Nach diversen Eskalationen beruhigt sich die Situation vorübergehend. Der Vater versucht, die unattraktive Opferrolle abzulegen. Tante Bernadette unterhält mit frivolen Anekdoten – und weiß mehr über den Großvater als alle seine nächsten Verwandten. Und auch Clemens und sein Vater kommen sich nach einem heftigen Streit wieder näher, sprechen sich aus, so gut es eben für diese beiden verschlossenen Männer geht. Und mehr noch: Die den Großvater würdigenden Worte des Enkels könnten Andreas vielleicht sogar mit dem als gefühlskalt empfundenen Vater über den Tod hinaus versöhnen. Darin spiegelt sich nicht zuletzt die überragende lebensbejahende Qualität dieser Geschichte(n): Jeder hat ein völlig anderes Bild von dem Toten, weil er andere Erfahrungen mit ihm gemacht hat. Und alles, auch der Selbstmord, triggert Unterschiedliches an, erweckt Verdrängtes zum Leben. Bernstorff und Weegmann, die schon einmal bei dem ebenso herausragenden Familien-Drama „Ein Teil von uns“ zusammengearbeitet haben, schaffen es, jede Figur plausibel zu machen – als Mensch mit all seinen Stärken und Schwächen. Selbst einer, der eifersüchtig auf den eigenen Sohn ist („Ganz der Großvater: ein Gott in Weiß!“), sich trotzig mit ihm um einen Kindersessel streitet, eine wunderbare Metapher für den Konkurrenzkampf um die Gunst des Toten, hat die Sympathien des Zuschauers, spätestens, nachdem sich dieser mit seinem inneren Kind versöhnt hat. Schön auch, dass in den 90 Minuten nicht alles ausgesprochen wird und sich die Zuschauer einiges selbst erschließen können. Um die Beziehungen im Film in ihrer Komplexität zu erfassen, dabei können psychologische Sensibilität und eigene Erfahrungen nicht schaden. So lässt sich erkennen, weshalb Großvater, Enkelsohn und Schwiegertochter eine große Affinität zueinander haben. Und auch für die enge Bindung zwischen Andreas und seiner kleinen nachtwandelnden Tochter Stella, ein Problemkind wie einst Ulrike, die mit „Sternchen“ ebenfalls sehr innig ist, gibt es viele gute (Mentalitäts-)Gründe.

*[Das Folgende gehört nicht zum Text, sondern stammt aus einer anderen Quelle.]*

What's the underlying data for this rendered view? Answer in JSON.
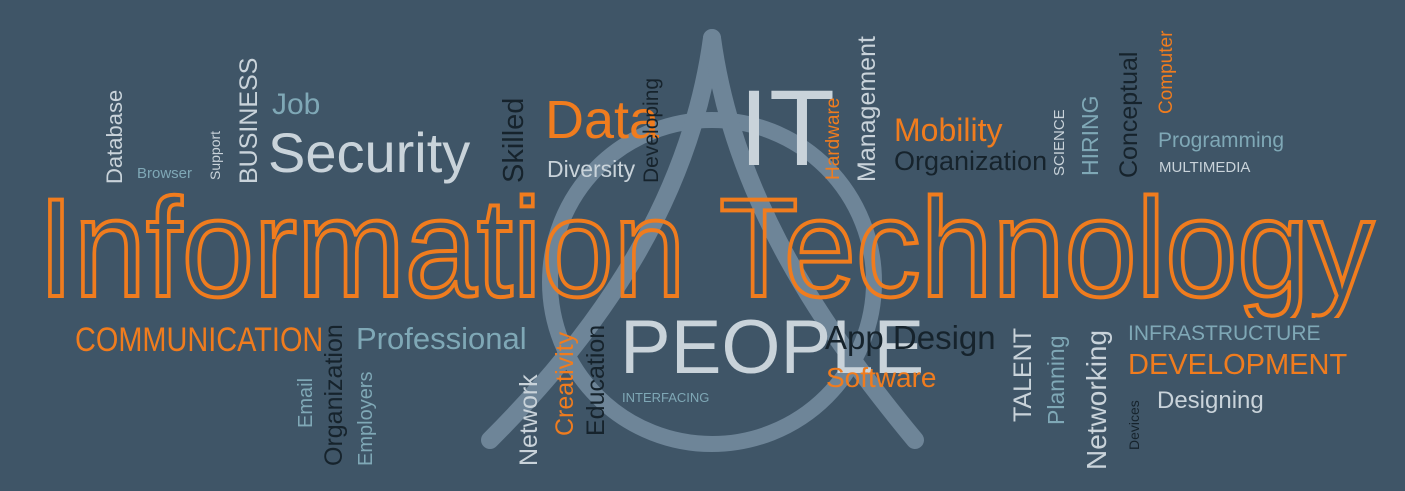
{
  "banner": {
    "title": "Information Technology",
    "colors": {
      "background": "#3f5567",
      "accent": "#f07c1e",
      "light": "#c9d3da",
      "teal": "#7fa8b6",
      "dark": "#16232c",
      "logo": "#6e8598"
    },
    "logo": "a-triangle-circle-logo-icon",
    "words": {
      "database": "Database",
      "browser": "Browser",
      "support": "Support",
      "business": "BUSINESS",
      "job": "Job",
      "security": "Security",
      "skilled": "Skilled",
      "data": "Data",
      "diversity": "Diversity",
      "developing": "Developing",
      "it": "IT",
      "hardware": "Hardware",
      "management": "Management",
      "mobility": "Mobility",
      "organization_top": "Organization",
      "science": "SCIENCE",
      "hiring": "HIRING",
      "conceptual": "Conceptual",
      "computer": "Computer",
      "programming": "Programming",
      "multimedia": "MULTIMEDIA",
      "communication": "COMMUNICATION",
      "email": "Email",
      "organization_bottom": "Organization",
      "employers": "Employers",
      "professional": "Professional",
      "network": "Network",
      "creativity": "Creativity",
      "education": "Education",
      "people": "PEOPLE",
      "interfacing": "INTERFACING",
      "app_design": "App Design",
      "software": "Software",
      "talent": "TALENT",
      "planning": "Planning",
      "networking": "Networking",
      "devices": "Devices",
      "infrastructure": "INFRASTRUCTURE",
      "development": "DEVELOPMENT",
      "designing": "Designing"
    }
  }
}
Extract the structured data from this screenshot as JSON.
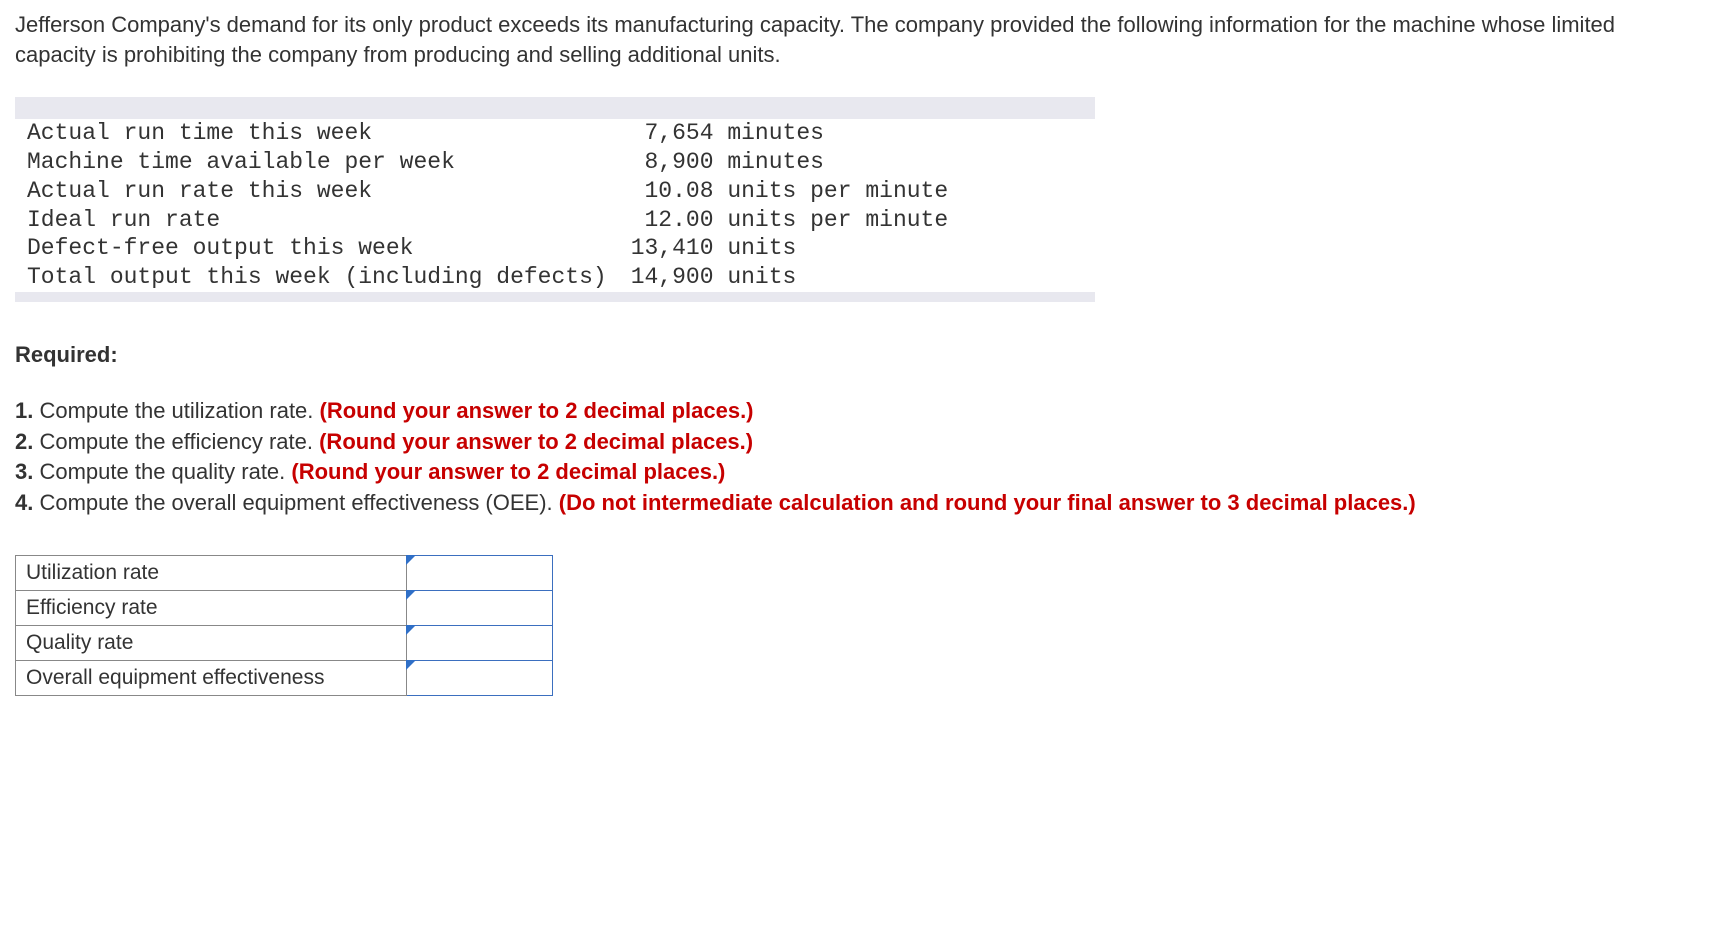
{
  "intro": "Jefferson Company's demand for its only product exceeds its manufacturing capacity. The company provided the following information for the machine whose limited capacity is prohibiting the company from producing and selling additional units.",
  "data_rows": [
    {
      "label": "Actual run time this week",
      "value": " 7,654 minutes"
    },
    {
      "label": "Machine time available per week",
      "value": " 8,900 minutes"
    },
    {
      "label": "Actual run rate this week",
      "value": " 10.08 units per minute"
    },
    {
      "label": "Ideal run rate",
      "value": " 12.00 units per minute"
    },
    {
      "label": "Defect-free output this week",
      "value": "13,410 units"
    },
    {
      "label": "Total output this week (including defects)",
      "value": "14,900 units"
    }
  ],
  "required_heading": "Required:",
  "requirements": [
    {
      "num": "1.",
      "text": "Compute the utilization rate. ",
      "red": "(Round your answer to 2 decimal places.)"
    },
    {
      "num": "2.",
      "text": "Compute the efficiency rate. ",
      "red": "(Round your answer to 2 decimal places.)"
    },
    {
      "num": "3.",
      "text": "Compute the quality rate. ",
      "red": "(Round your answer to 2 decimal places.)"
    },
    {
      "num": "4.",
      "text": "Compute the overall equipment effectiveness (OEE). ",
      "red": "(Do not intermediate calculation and round your final answer to 3 decimal places.)"
    }
  ],
  "answers": [
    {
      "label": "Utilization rate",
      "value": ""
    },
    {
      "label": "Efficiency rate",
      "value": ""
    },
    {
      "label": "Quality rate",
      "value": ""
    },
    {
      "label": "Overall equipment effectiveness",
      "value": ""
    }
  ]
}
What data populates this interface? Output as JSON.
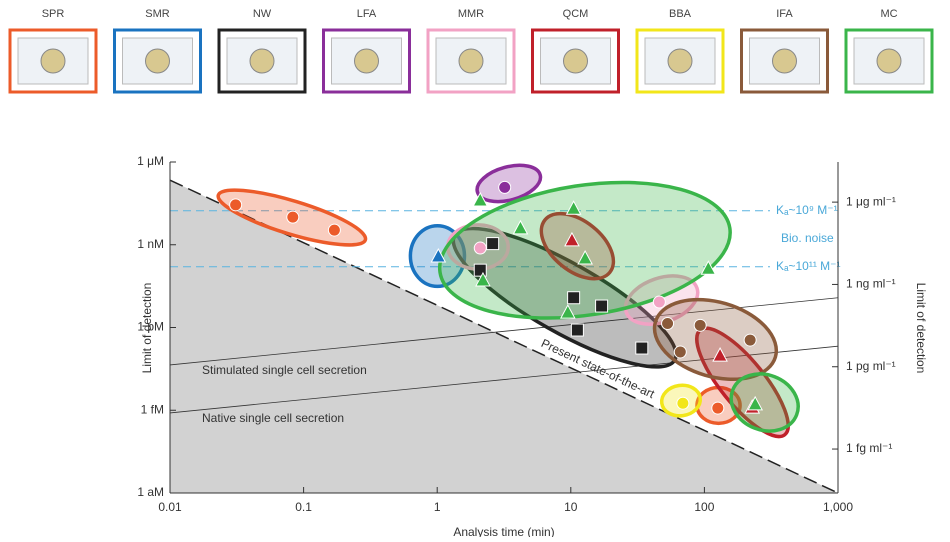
{
  "chart_data": {
    "type": "scatter",
    "x_label": "Analysis time (min)",
    "y_label": "Limit of detection",
    "y2_label": "Limit of detection",
    "log_x": true,
    "log_y": true,
    "xlim": [
      0.01,
      1000
    ],
    "ylim": [
      1e-18,
      1e-06
    ],
    "y2lim": [
      2.5e-17,
      2.9e-05
    ],
    "xticks": [
      0.01,
      0.1,
      1,
      10,
      100,
      {
        "value": 1000,
        "label": "1,000"
      }
    ],
    "yticks": [
      {
        "value": 1e-18,
        "label": "1 aM"
      },
      {
        "value": 1e-15,
        "label": "1 fM"
      },
      {
        "value": 1e-12,
        "label": "1 pM"
      },
      {
        "value": 1e-09,
        "label": "1 nM"
      },
      {
        "value": 1e-06,
        "label": "1 μM"
      }
    ],
    "y2ticks": [
      {
        "value": 1e-15,
        "label": "1 fg ml⁻¹"
      },
      {
        "value": 1e-12,
        "label": "1 pg ml⁻¹"
      },
      {
        "value": 1e-09,
        "label": "1 ng ml⁻¹"
      },
      {
        "value": 1e-06,
        "label": "1 μg ml⁻¹"
      }
    ],
    "state_of_the_art": {
      "label": "Present state-of-the-art",
      "x": [
        0.01,
        1000
      ],
      "y": [
        2.2e-07,
        1e-18
      ]
    },
    "secretion_lines": [
      {
        "label": "Stimulated single cell secretion",
        "x": [
          0.01,
          1000
        ],
        "y": [
          4.4e-14,
          1.2e-11
        ]
      },
      {
        "label": "Native single cell secretion",
        "x": [
          0.01,
          1000
        ],
        "y": [
          8e-16,
          2.1e-13
        ]
      }
    ],
    "reference_lines": [
      {
        "label": "Kₐ~10⁹ M⁻¹",
        "y": 1.7e-08
      },
      {
        "label": "Kₐ~10¹¹ M⁻¹",
        "y": 1.6e-10
      }
    ],
    "reference_note": "Bio. noise",
    "techniques": [
      {
        "label": "SPR",
        "color": "#ec5b2a",
        "regions": [
          {
            "x": [
              0.023,
              0.29
            ],
            "y": [
              6.3e-08,
              1.5e-09
            ],
            "width": 1.2
          },
          {
            "x": [
              88,
              185
            ],
            "y": [
              1.5e-15,
              1.5e-15
            ],
            "width": 1.3
          }
        ],
        "points": [
          {
            "x": 0.031,
            "y": 2.8e-08,
            "marker": "circle"
          },
          {
            "x": 0.083,
            "y": 1e-08,
            "marker": "circle"
          },
          {
            "x": 0.17,
            "y": 3.4e-09,
            "marker": "circle"
          },
          {
            "x": 126,
            "y": 1.2e-15,
            "marker": "circle"
          }
        ]
      },
      {
        "label": "SMR",
        "color": "#1a73c0",
        "regions": [
          {
            "x": [
              0.63,
              1.6
            ],
            "y": [
              3.9e-10,
              3.9e-10
            ],
            "width": 2.2
          }
        ],
        "points": [
          {
            "x": 1.02,
            "y": 3.9e-10,
            "marker": "triangle"
          }
        ]
      },
      {
        "label": "NW",
        "color": "#222222",
        "regions": [
          {
            "x": [
              1.35,
              60
            ],
            "y": [
              2.2e-09,
              6.6e-14
            ],
            "width": 2.5
          }
        ],
        "points": [
          {
            "x": 2.1,
            "y": 1.2e-10,
            "marker": "square"
          },
          {
            "x": 2.6,
            "y": 1.1e-09,
            "marker": "square"
          },
          {
            "x": 10.5,
            "y": 1.2e-11,
            "marker": "square"
          },
          {
            "x": 17,
            "y": 6e-12,
            "marker": "square"
          },
          {
            "x": 11.2,
            "y": 8.1e-13,
            "marker": "square"
          },
          {
            "x": 34,
            "y": 1.8e-13,
            "marker": "square"
          }
        ]
      },
      {
        "label": "LFA",
        "color": "#8a2e9a",
        "regions": [
          {
            "x": [
              2.0,
              5.9
            ],
            "y": [
              8.2e-08,
              3.4e-07
            ],
            "width": 1.2
          }
        ],
        "points": [
          {
            "x": 3.2,
            "y": 1.2e-07,
            "marker": "circle"
          }
        ]
      },
      {
        "label": "MMR",
        "color": "#f2a2c4",
        "regions": [
          {
            "x": [
              1.2,
              3.4
            ],
            "y": [
              8.3e-10,
              8.3e-10
            ],
            "width": 1.6
          },
          {
            "x": [
              26,
              88
            ],
            "y": [
              3.6e-12,
              2.7e-11
            ],
            "width": 1.6
          }
        ],
        "points": [
          {
            "x": 2.1,
            "y": 7.6e-10,
            "marker": "circle"
          },
          {
            "x": 46,
            "y": 8.4e-12,
            "marker": "circle"
          }
        ]
      },
      {
        "label": "QCM",
        "color": "#c0202a",
        "regions": [
          {
            "x": [
              6.4,
              19.6
            ],
            "y": [
              7.9e-09,
              1e-10
            ],
            "width": 1.8
          },
          {
            "x": [
              93,
              400
            ],
            "y": [
              8.1e-13,
              1.3e-16
            ],
            "width": 1.6
          }
        ],
        "points": [
          {
            "x": 10.2,
            "y": 1.5e-09,
            "marker": "triangle"
          },
          {
            "x": 131,
            "y": 1e-13,
            "marker": "triangle"
          },
          {
            "x": 228,
            "y": 1.3e-15,
            "marker": "triangle"
          }
        ]
      },
      {
        "label": "BBA",
        "color": "#f2e61a",
        "regions": [
          {
            "x": [
              48,
              93
            ],
            "y": [
              1.8e-15,
              2.8e-15
            ],
            "width": 1.1
          }
        ],
        "points": [
          {
            "x": 69,
            "y": 1.8e-15,
            "marker": "circle"
          }
        ]
      },
      {
        "label": "IFA",
        "color": "#8a5a3a",
        "regions": [
          {
            "x": [
              43,
              340
            ],
            "y": [
              1.6e-12,
              8.5e-14
            ],
            "width": 2.7
          }
        ],
        "points": [
          {
            "x": 53,
            "y": 1.4e-12,
            "marker": "circle"
          },
          {
            "x": 66,
            "y": 1.3e-13,
            "marker": "circle"
          },
          {
            "x": 93,
            "y": 1.2e-12,
            "marker": "circle"
          },
          {
            "x": 220,
            "y": 3.5e-13,
            "marker": "circle"
          }
        ]
      },
      {
        "label": "MC",
        "color": "#3ab54a",
        "regions": [
          {
            "x": [
              1.05,
              155
            ],
            "y": [
              1e-10,
              4e-09
            ],
            "width": 4.7
          },
          {
            "x": [
              163,
              490
            ],
            "y": [
              5.4e-15,
              6.8e-16
            ],
            "width": 2.0
          }
        ],
        "points": [
          {
            "x": 2.1,
            "y": 4.2e-08,
            "marker": "triangle"
          },
          {
            "x": 10.5,
            "y": 2.1e-08,
            "marker": "triangle"
          },
          {
            "x": 4.2,
            "y": 4.1e-09,
            "marker": "triangle"
          },
          {
            "x": 12.8,
            "y": 3.3e-10,
            "marker": "triangle"
          },
          {
            "x": 2.2,
            "y": 5.3e-11,
            "marker": "triangle"
          },
          {
            "x": 9.5,
            "y": 3.6e-12,
            "marker": "triangle"
          },
          {
            "x": 107,
            "y": 1.4e-10,
            "marker": "triangle"
          },
          {
            "x": 240,
            "y": 1.7e-15,
            "marker": "triangle"
          }
        ]
      }
    ]
  }
}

In „Querschuss“ stimmen die Charaktere, die Konstellationen, die in all ihren möglichen Varianten abwechslungsreich ausgespielt werden (bis hin zu „ehrlichen“ Soloszenen, in denen sich die Schleusen öffnen) und die kommunikativen Dynamiken, wie man sie nicht nur bei Familienzusammenkünften findet, bis ins Detail. „Wie geht’s dir?“, fragt der Vater. „Ganz gut – und dir“, antwortet Stella, die bei der Geburt ein Frühchen war und jetzt viel zu früh in der problematischen Welt der Erwachsenen lebt und – dem „Sternchen“ zum Trotz – kein richtiges Kind mehr ist. Schlimm, mit 60, nach dem Tod des Vaters, sich von ihm immer noch nicht respektiert zu fühlen. Und so ist sie verständlich, die Wut auf den protestantischen Habitus, „diese legendäre Bescheidenheit“ des Vaters und die Wut auf die bevorzugte Schwester: Immer nur Verantwortung übernehmen, sich abstrampeln! Dass Andreas das „Modell“ für seine Familie übernommen hat, denn auch hier ist es sein Sohn, der stets Rücksicht nehmen muss, während sich alles um Stella dreht(e), das erkennt der Zuschauer; offen thematisiert wird es erfreulicherweise nicht. Beziehungsmuster werden in Familien oft weitergegeben. Das ist eine Binsenweisheit. Wie sie allerdings von Bernstorff & Co in diesem Film in vielen kleinen Geschichten lebendig und alltagsnah erzählt wird, das ist beste Familiendrama-Kunst.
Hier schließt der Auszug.